Fox Glacier drone survey completed
A drone has shot footage less than 10 metres above the crashed helicopter on the Fox Glacier, providing mapping vital for recovering the remaining bodies and the wreckage.
Seven people died when the helicopter crashed on the glacier on Saturday.
Four bodies were recovered the next day, but three remain at the crash site and bad weather is hampering their recovery.
Twelve people including an alpine cliff rescue team, a drone operator and a disaster victim identification team were dropped onto the glacier today about 10.30am.
The team aimed to recover the remaining three bodies from the wreck, but the break in the weather that allowed them to get onto the glacier only lasted about two hours.
Most of the team has come back down off the glacier but four others will stay overnight.
West Coast Area Commander Inspector John Canning said no bodies were recovered but the team was able to complete a drone survey of the crash site, and create a staging area.
"We do have a SAR [Search and Rescue] team up in the Chancellor Hut that'll spend the night up there," he said.

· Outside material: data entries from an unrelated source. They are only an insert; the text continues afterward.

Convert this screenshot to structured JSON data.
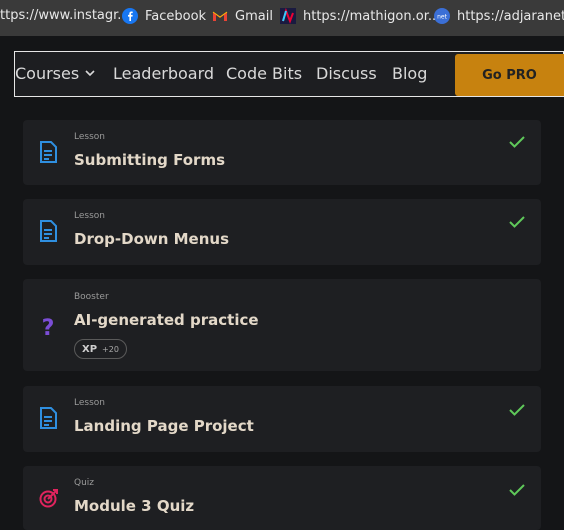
{
  "bookmarks": [
    {
      "label": "ttps://www.instagr..."
    },
    {
      "label": "Facebook"
    },
    {
      "label": "Gmail"
    },
    {
      "label": "https://mathigon.or..."
    },
    {
      "label": "https://adjaranet.to/"
    }
  ],
  "nav": {
    "courses": "Courses",
    "leaderboard": "Leaderboard",
    "codebits": "Code Bits",
    "discuss": "Discuss",
    "blog": "Blog",
    "go_pro": "Go PRO"
  },
  "items": [
    {
      "kind": "Lesson",
      "title": "Submitting Forms",
      "completed": true
    },
    {
      "kind": "Lesson",
      "title": "Drop-Down Menus",
      "completed": true
    },
    {
      "kind": "Booster",
      "title": "AI-generated practice",
      "xp_label": "XP",
      "xp_value": "+20",
      "completed": false
    },
    {
      "kind": "Lesson",
      "title": "Landing Page Project",
      "completed": true
    },
    {
      "kind": "Quiz",
      "title": "Module 3 Quiz",
      "completed": true
    }
  ],
  "colors": {
    "accent": "#c7820f",
    "check": "#5fc85a",
    "lesson_icon": "#2f8fe0",
    "booster_icon": "#7b4dd6",
    "quiz_icon": "#e0245e"
  }
}
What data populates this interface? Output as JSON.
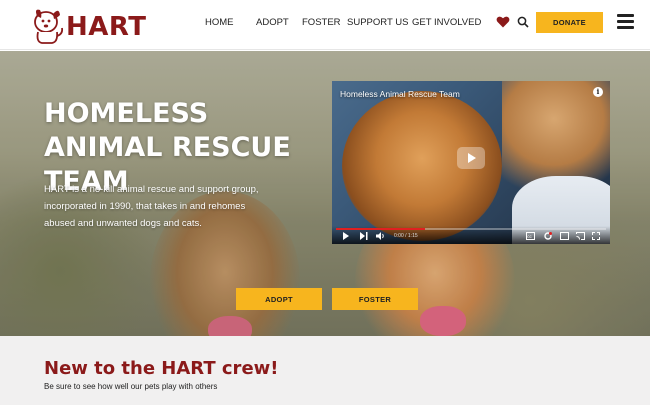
{
  "brand": {
    "logo_text": "HART",
    "primary_color": "#8b1a1a",
    "accent_color": "#f7b51e"
  },
  "nav": {
    "items": [
      "HOME",
      "ADOPT",
      "FOSTER",
      "SUPPORT US",
      "GET INVOLVED"
    ],
    "donate_label": "DONATE",
    "icons": [
      "heart-icon",
      "search-icon",
      "hamburger-menu-icon"
    ]
  },
  "hero": {
    "title": "HOMELESS ANIMAL RESCUE TEAM",
    "description": "HART is a no-kill animal rescue and support group, incorporated in 1990, that takes in and rehomes abused and unwanted dogs and cats.",
    "adopt_label": "ADOPT",
    "foster_label": "FOSTER"
  },
  "video": {
    "title": "Homeless Animal Rescue Team",
    "info_glyph": "i",
    "time": "0:00 / 1:15",
    "progress": 0.33,
    "controls": [
      "play-icon",
      "next-icon",
      "volume-icon",
      "captions-icon",
      "settings-icon",
      "miniplayer-icon",
      "cast-icon",
      "fullscreen-icon"
    ]
  },
  "section": {
    "title": "New to the HART crew!",
    "subtitle": "Be sure to see how well our pets play with others"
  }
}
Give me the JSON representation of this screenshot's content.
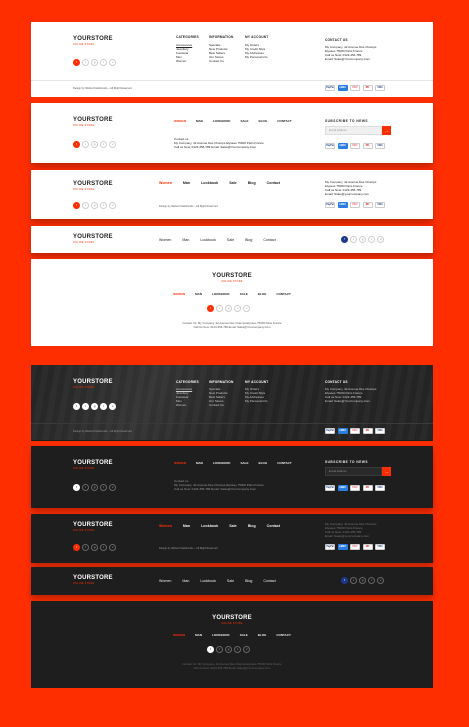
{
  "brand": {
    "name": "YOURSTORE",
    "tagline": "ONLINE STORE"
  },
  "columns": {
    "categories": {
      "title": "CATEGORIES",
      "items": [
        "Accessories",
        "Jewellery",
        "Footwear",
        "Men",
        "Women"
      ]
    },
    "information": {
      "title": "INFORMATION",
      "items": [
        "Specials",
        "New Products",
        "Best Sellers",
        "Our Stores",
        "Contact Us"
      ]
    },
    "account": {
      "title": "MY ACCOUNT",
      "items": [
        "My Orders",
        "My Credit Slips",
        "My Addresses",
        "My Personal Info"
      ]
    },
    "contact": {
      "title": "CONTACT US",
      "lines": [
        "My Company, 42 Avenue Des Champs",
        "Elysées 75000 Paris France",
        "Call us Now: 0123-456-789",
        "Email: Sales@Yourcompany.Com"
      ]
    }
  },
  "copyright": "Design by Webud Intelsbunds – All Right Reserved",
  "nav": {
    "items": [
      "WOMAN",
      "MAN",
      "LOOKBOOK",
      "SALE",
      "BLOG",
      "CONTACT"
    ]
  },
  "nav_title": {
    "items": [
      "Women",
      "Man",
      "Lookbook",
      "Sale",
      "Blog",
      "Contact"
    ]
  },
  "subscribe": {
    "label": "SUBSCRIBE TO NEWS",
    "placeholder": "Email address",
    "button": "→"
  },
  "contact_block": {
    "title": "Contact us",
    "lines": [
      "My Company, 42 Avenue Des Champs Elysées 75000 Paris France",
      "Call us Now: 0123-456-789 Email: Sales@Yourcompany.Com"
    ]
  },
  "contact_short": {
    "lines": [
      "My Company, 42 Avenue Des Champs",
      "Elysées 75000 Paris France",
      "Call us Now: 0123-456-789",
      "Email: Sales@yourcompany.com"
    ]
  },
  "contact_center": {
    "lines": [
      "Contact Us: My Company, 42 Avenue Des Champs Elysées 75000 Paris France",
      "Call Us Now: 0123-456-789 Email: Sales@Yourcompany.Com"
    ]
  },
  "payments": [
    "PayPal",
    "AMEX",
    "DISC",
    "MC",
    "VISA"
  ],
  "social": [
    {
      "icon": "facebook-icon",
      "glyph": "f"
    },
    {
      "icon": "twitter-icon",
      "glyph": "t"
    },
    {
      "icon": "google-plus-icon",
      "glyph": "g"
    },
    {
      "icon": "tumblr-icon",
      "glyph": "t"
    },
    {
      "icon": "vk-icon",
      "glyph": "v"
    }
  ],
  "colors": {
    "accent": "#ff2e00",
    "dark_bg": "#1e1e1e",
    "light_bg": "#ffffff"
  }
}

"That's not something they're unaccustomed to; they've got all the comforts of home there."
The drone survey is expected to help the Transport Accident Investigation Commission (TAIC) understand the crash site.
TAIC spokesperson Peter Northcote said the drone had provided about half an hour of useful footage.

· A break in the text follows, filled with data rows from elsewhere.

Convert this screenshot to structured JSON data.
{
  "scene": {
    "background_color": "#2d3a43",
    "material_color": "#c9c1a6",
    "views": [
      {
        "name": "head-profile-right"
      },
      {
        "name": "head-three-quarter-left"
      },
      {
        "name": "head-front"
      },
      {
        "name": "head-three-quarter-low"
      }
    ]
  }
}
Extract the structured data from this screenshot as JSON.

"It's allowed our engineering experts to be working with the alpine cliff rescue teams and police on appropriate ways to access and secure the wreckage for the work that's ahead."
The seven people on board the flight were: Andrew Virco, 50, and Katharine Walker, 51, from Cambridge, England; Nigel Edwin Charlton, 66, and Cynthia Charlton, 70, of Hampshire, England; Sovannmony Leang, 27, and Josephine Gibson, 29, of New South Wales, Australia; and New Zealand pilot Mitch Gameren.